Opened 48 years ago

Last modified 7 years ago

#941 new defect

IZ715: JVM with cloud service hits file descriptor limit

Reported by: rhierlmeier Owned by:
Priority: high Milestone:
Component: hedeby Version: 1.0u5
Severity: Keywords: Sun bootstrap
Cc:

Description

[Imported from gridengine issuezilla http://gridengine.sunsource.net/issues/show_bug.cgi?id=715]

        Issue #:      715             Platform:     Sun         Reporter: rhierlmeier (rhierlmeier)
       Component:     hedeby             OS:        All
     Subcomponent:    bootstrap       Version:      1.0u5          CC:    None defined
        Status:       NEW             Priority:     P2
      Resolution:                    Issue type:    DEFECT
                                  Target milestone: 1.0u5next
      Assigned to:    adoerr (adoerr)
      QA Contact:     adoerr
          URL:
       * Summary:     JVM with cloud service hits file descriptor limit
   Status whiteboard:
      Attachments:


     Issue 715 blocks:
   Votes for issue 715:     Vote for this issue


   Opened: Wed Dec 23 01:11:00 -0700 2009 
------------------------


   JVM with cloud service hits file descriptor limit

   Description:

   With the improvements of cloud adapter in SDM1.0u5 it can happen that the JVM
   that hosts a cloud service hits the file descriptor limit. A similar error
   message like the following can be found in the log files:

   12/22/2009 10:17:18|993|tractServiceAdapter$UninstallAction.doExecute|W|Service
   sge2: Could not uninstall resource res#56:
   Cannot store host resource srv135[HOST_ERROR,0]:
   /var/spool/sdm/spool/sge2/res#56.srf.0 (Too many open files)

   Evaluation:

   The problem leads to a complete unusable system. Must be restarted completely.
   With changing the system the problem will be reappear soon.

   Analysis:

   The error message (Too many open files) is only a symptom. The real cause is
   that the jvm that runs the executor runs out of memory. The executor jvm still
   accepts incoming requests, however it does not process them. With each scripts
   that should be executes via the executor a new connection to the executor jvm
   is opened and the file descriptor limit will be slowly but surely reached.


   How to fix:

   1. Executor must reject incoming scripts when a certain memory usage is reached
   to prevent OutOfMemoryException. We had something similar already in the code.
   Executor thrown RejectedExecutionException when the maxPoolSize was reached.
   Unfortunately we disabled it with the fix of issue 686 (Executor does not
   consider the maxPoolSize parameter). However the old behavior did not consider
   the memory usage of the executor.

   2. Reduce the memory foo print of scripts that are executed via executor. In
   the current implementation all necessary data (scripts, input data) are
   transfered to the executor as an command object. This command object is put
   into the (memory) queue of executor. When the command is peeked from the queue
   the scripts are stored to disk and then exec is called. It would be possible to
   store the scripts before the command object is put into queue.

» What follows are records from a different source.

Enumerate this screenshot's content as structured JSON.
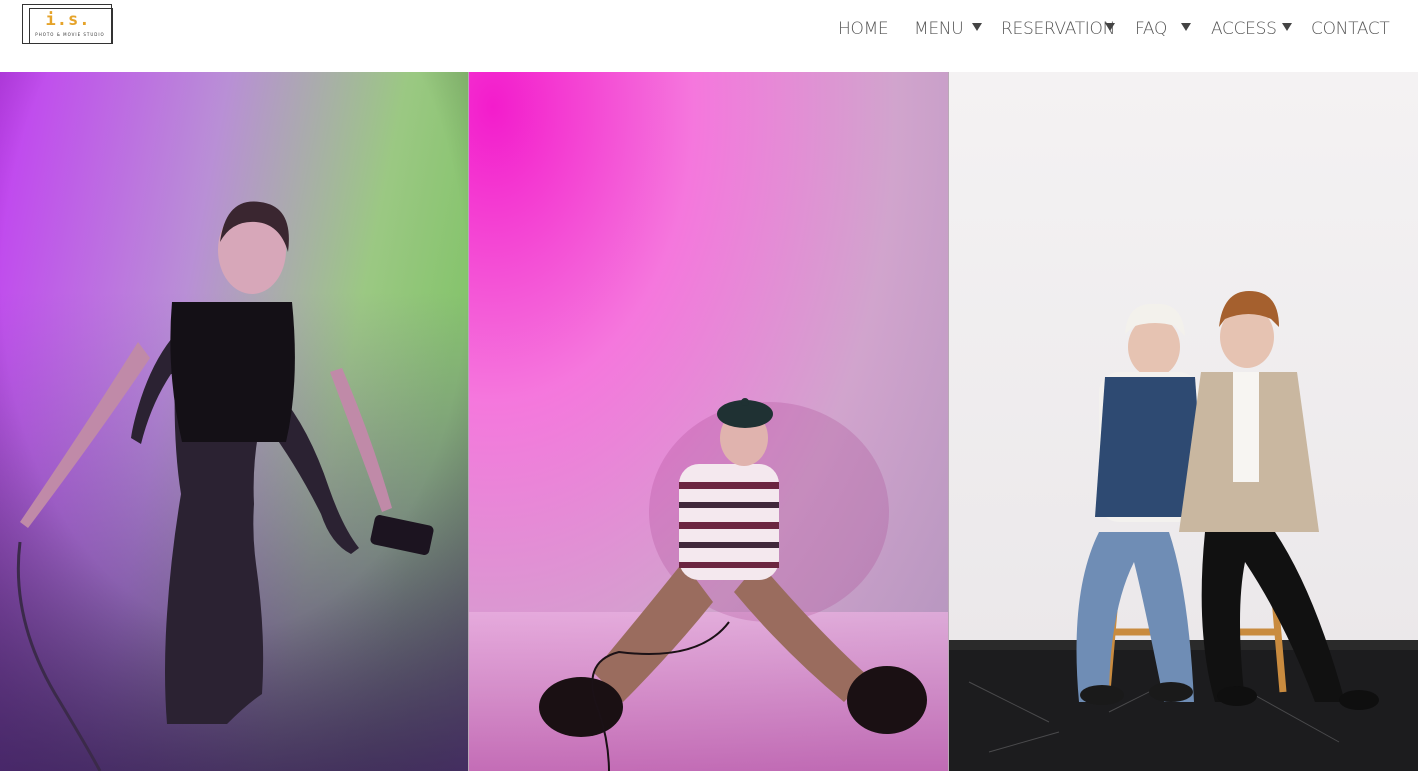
{
  "brand": {
    "logo_mark": "i.s.",
    "logo_tagline": "PHOTO & MOVIE STUDIO"
  },
  "nav": {
    "items": [
      {
        "label": "HOME",
        "has_dropdown": false
      },
      {
        "label": "MENU",
        "has_dropdown": true
      },
      {
        "label": "RESERVATION",
        "has_dropdown": true
      },
      {
        "label": "FAQ",
        "has_dropdown": true
      },
      {
        "label": "ACCESS",
        "has_dropdown": true
      },
      {
        "label": "CONTACT",
        "has_dropdown": false
      }
    ]
  },
  "hero": {
    "photos": [
      {
        "subject": "woman-with-cable-purple-green-backdrop",
        "palette": [
          "#c54bf0",
          "#8fd07b",
          "#5b3a86"
        ]
      },
      {
        "subject": "seated-person-pink-backdrop",
        "palette": [
          "#f24ad2",
          "#f9a0e3",
          "#a35e8e"
        ]
      },
      {
        "subject": "two-men-on-stools-white-backdrop",
        "palette": [
          "#f5f3f4",
          "#1a1a1a",
          "#c98b3f"
        ]
      }
    ]
  }
}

   4. Shutdown the jvm if certain memory threshold is reached. Administrator
   should get a clear error message with an hint that the heap size should be
   increased. The MemoryMXBean of the java platform mbean service can deliver a
   notification when the memory consumption reaches a threshold. This notification
   can be used to perform a clear jvm shutdown before OutputMemoryException
   occurs. The art will be finding out a proper value for the threshold.


   Workaround:

   A simple work around it increasing the max heap size of the jvm that hosts the
   executor. Edit the global configuration of the sdm system and increase the max
   heap size of the executor jvm by setting jvm args.

   % sdmadm mgc
   ...
       <common:jvm port="0" user="root" name="executor_vm">
           <common:component name="executor" .../>
           <common:jvmArg>-Xmx128M</common:jvmArg>

   <common:jvmArg>-Dcom.sun.grid.grm.management.connectionTimeout=60</common:jvmArg>
       </common:jvm>
   ...


   For simple installed systems the jvm args of the cs_vm must be changed (executor
   is running in the cs_vm):

   % sdmadm mgc
   ...
       <common:jvm port="0" user="root" name="executor_vm">
           <common:component name="executor" .../>
           <common:jvmArg>-Xmx1024M</common:jvmArg>

   <common:jvmArg>-Dcom.sun.grid.grm.management.connectionTimeout=60</common:jvmArg>
       </common:jvm>
   ...

   Restart the jvms.

   However this workaround has the drawback that all jvms will consume more
   memory. Also the jvms that run on cloud hosts.


   How to test

   Setup a SDM system with a simhost cloud service. Add a large number of resource
   to the service.

   Move the resource to different service. Check that all resources are moved.
   Check the log files that no error occurred.


   ETC: 5PD

Change History (0)

Note: See TracTickets for help on using tickets.